Gotta love learning english from translations, feedback loops are awesome
I think that would just be a waste of time. Someone will have to go through either way and fix up the english translation (just have a look at the english from the ご紹介 video, it’s very spotty). Going through the manga again just so you can get fractionally less s*** translations is probably really not worth it.
Maybe it’s some kind of cultural difference? Like Japanese don’t usually use question marks, so when they appear, they have more of a surprise effect than questioning effect?
Besides just translation issues (flys, random あ left over), if you actually try to read the text, well, it’s a bit all over the place.
2.
There is actually a paper written about this as I hoped. !Beware, instant download link ahead!here
This covers a few interesting ideas. First of all, seems like I wasn’t the first one to suggest extracting frames first and trying to guess an order from that.

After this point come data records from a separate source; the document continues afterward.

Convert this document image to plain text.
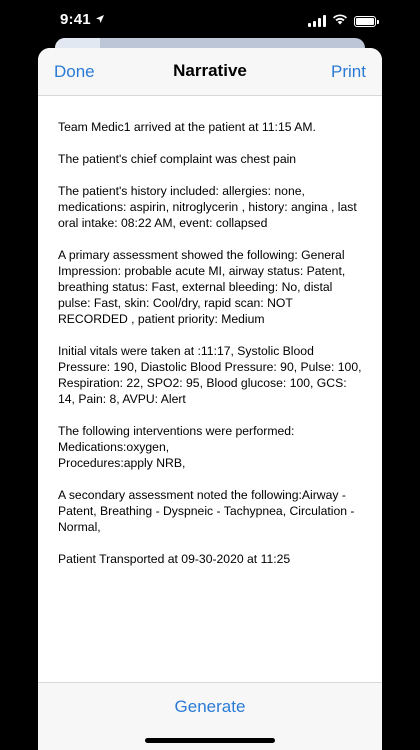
9:41
Done	Narrative	Print

Team Medic1 arrived at the patient at 11:15 AM.

The patient's chief complaint was chest pain

The patient's history included: allergies: none, medications: aspirin, nitroglycerin , history: angina , last oral intake: 08:22 AM, event: collapsed

A primary assessment showed the following: General Impression: probable acute MI, airway status: Patent, breathing status: Fast, external bleeding: No, distal pulse: Fast, skin: Cool/dry, rapid scan: NOT RECORDED , patient priority: Medium

Initial vitals were taken at :11:17, Systolic Blood Pressure: 190, Diastolic Blood Pressure: 90, Pulse: 100, Respiration: 22, SPO2: 95, Blood glucose: 100, GCS: 14, Pain: 8, AVPU: Alert

The following interventions were performed:
Medications:oxygen,
Procedures:apply NRB,

A secondary assessment noted the following:Airway - Patent, Breathing - Dyspneic - Tachypnea, Circulation - Normal,

Patient Transported at 09-30-2020 at 11:25

Generate
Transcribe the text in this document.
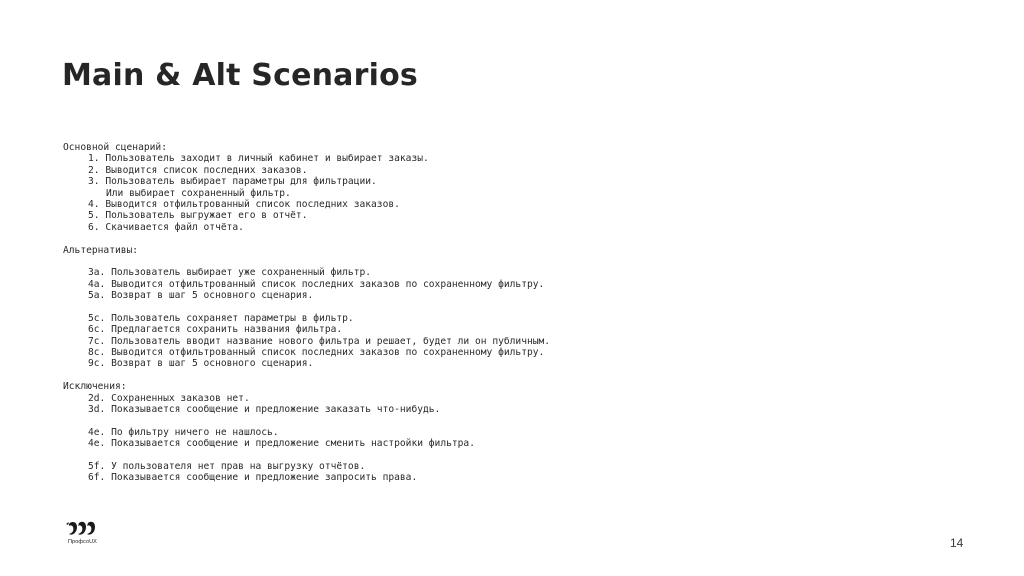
Main & Alt Scenarios
Основной сценарий:
1. Пользователь заходит в личный кабинет и выбирает заказы.
2. Выводится список последних заказов.
3. Пользователь выбирает параметры для фильтрации.
Или выбирает сохраненный фильтр.
4. Выводится отфильтрованный список последних заказов.
5. Пользователь выгружает его в отчёт.
6. Скачивается файл отчёта.
Альтернативы:
3a. Пользователь выбирает уже сохраненный фильтр.
4a. Выводится отфильтрованный список последних заказов по сохраненному фильтру.
5a. Возврат в шаг 5 основного сценария.
5c. Пользователь сохраняет параметры в фильтр.
6c. Предлагается сохранить названия фильтра.
7c. Пользователь вводит название нового фильтра и решает, будет ли он публичным.
8c. Выводится отфильтрованный список последних заказов по сохраненному фильтру.
9c. Возврат в шаг 5 основного сценария.
Исключения:
2d. Сохраненных заказов нет.
3d. Показывается сообщение и предложение заказать что-нибудь.
4e. По фильтру ничего не нашлось.
4e. Показывается сообщение и предложение сменить настройки фильтра.
5f. У пользователя нет прав на выгрузку отчётов.
6f. Показывается сообщение и предложение запросить права.
ПрофсоUX	14
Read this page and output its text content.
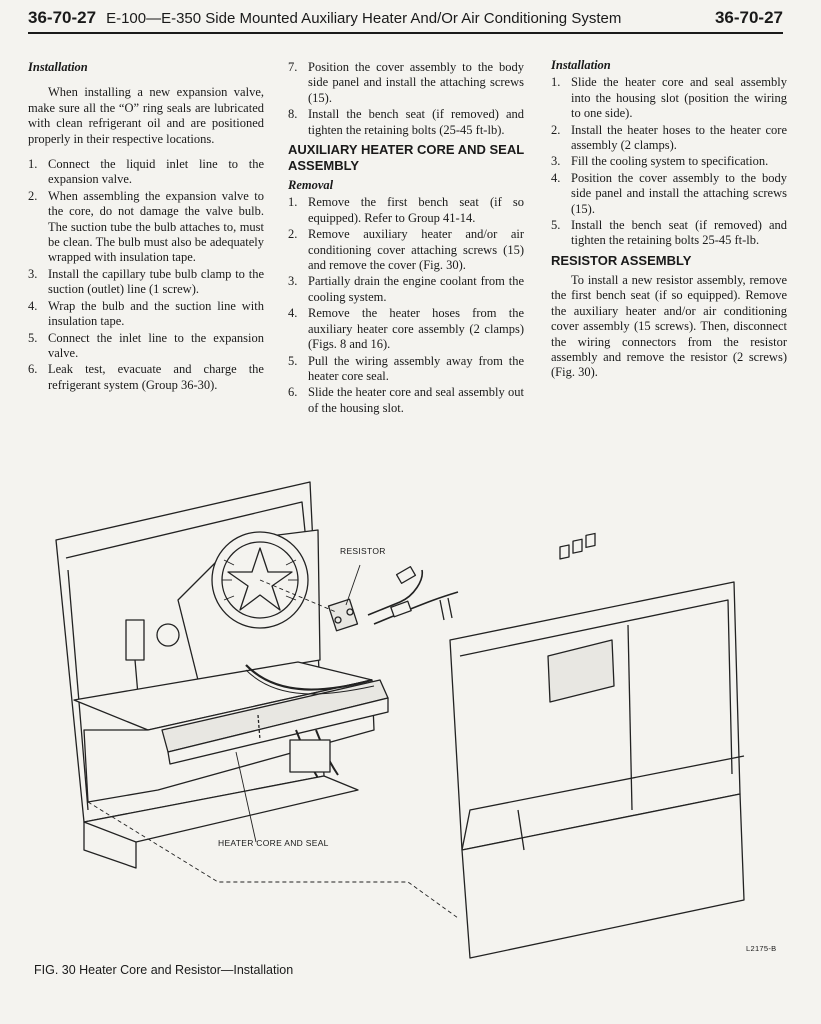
36-70-27 E-100—E-350 Side Mounted Auxiliary Heater And/Or Air Conditioning System	36-70-27
Installation

When installing a new expansion valve, make sure all the “O” ring seals are lubricated with clean refrigerant oil and are positioned properly in their respective locations.

1. Connect the liquid inlet line to the expansion valve.
2. When assembling the expansion valve to the core, do not damage the valve bulb. The suction tube the bulb attaches to, must be clean. The bulb must also be adequately wrapped with insulation tape.
3. Install the capillary tube bulb clamp to the suction (outlet) line (1 screw).
4. Wrap the bulb and the suction line with insulation tape.
5. Connect the inlet line to the expansion valve.
6. Leak test, evacuate and charge the refrigerant system (Group 36-30).
7. Position the cover assembly to the body side panel and install the attaching screws (15).
8. Install the bench seat (if removed) and tighten the retaining bolts (25-45 ft-lb).
AUXILIARY HEATER CORE AND SEAL ASSEMBLY
Removal
1. Remove the first bench seat (if so equipped). Refer to Group 41-14.
2. Remove auxiliary heater and/or air conditioning cover attaching screws (15) and remove the cover (Fig. 30).
3. Partially drain the engine coolant from the cooling system.
4. Remove the heater hoses from the auxiliary heater core assembly (2 clamps) (Figs. 8 and 16).
5. Pull the wiring assembly away from the heater core seal.
6. Slide the heater core and seal assembly out of the housing slot.
Installation
1. Slide the heater core and seal assembly into the housing slot (position the wiring to one side).
2. Install the heater hoses to the heater core assembly (2 clamps).
3. Fill the cooling system to specification.
4. Position the cover assembly to the body side panel and install the attaching screws (15).
5. Install the bench seat (if removed) and tighten the retaining bolts 25-45 ft-lb.
RESISTOR ASSEMBLY

To install a new resistor assembly, remove the first bench seat (if so equipped). Remove the auxiliary heater and/or air conditioning cover assembly (15 screws). Then, disconnect the wiring connectors from the resistor assembly and remove the resistor (2 screws) (Fig. 30).

RESISTOR
HEATER CORE AND SEAL
L2175-B
FIG. 30 Heater Core and Resistor—Installation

I’m sure this is a heavily cherry picked, very clean example, but it seems to work quite nicely. They estimate that about 92% of the pages can be ordered properly using this technique, which is close to my 95% estimate from the other day.
It’d help me so much if Mokuro included frame detection (even if not always perfect). Still, it’s unnecessary for Mokuro’s goal, so I can understand it not being implemented.
Although, I do have my own fork of Mokuro that I could work on…
But things like implementing frame detection are probably way out of my league.
Another python tutorial (it’s a lot like python has been abused for image detection purposes, eh?), that does a similar thing, but with different ideas:
This repo contains a simple main file with the full program in it as well.
Mokuro is written in python as well, so while I don’t think it would be effortless, I do think one could modify it relatively easily.
Out of these, I do think the second option would work better, simply because angled panels are more common in manga, than in comics.
I only started learning Python it in the past few…months, has it been by now? Probably a bit longer. (I still land on StackOverflow practically whenever I need to do something in Python.)
It’s weird having the cake show up on this day because I signed up for WaniKani then didn’t use it for a few years. Thus it feels like my “start date” is when I actually started using it which was at the end of a December.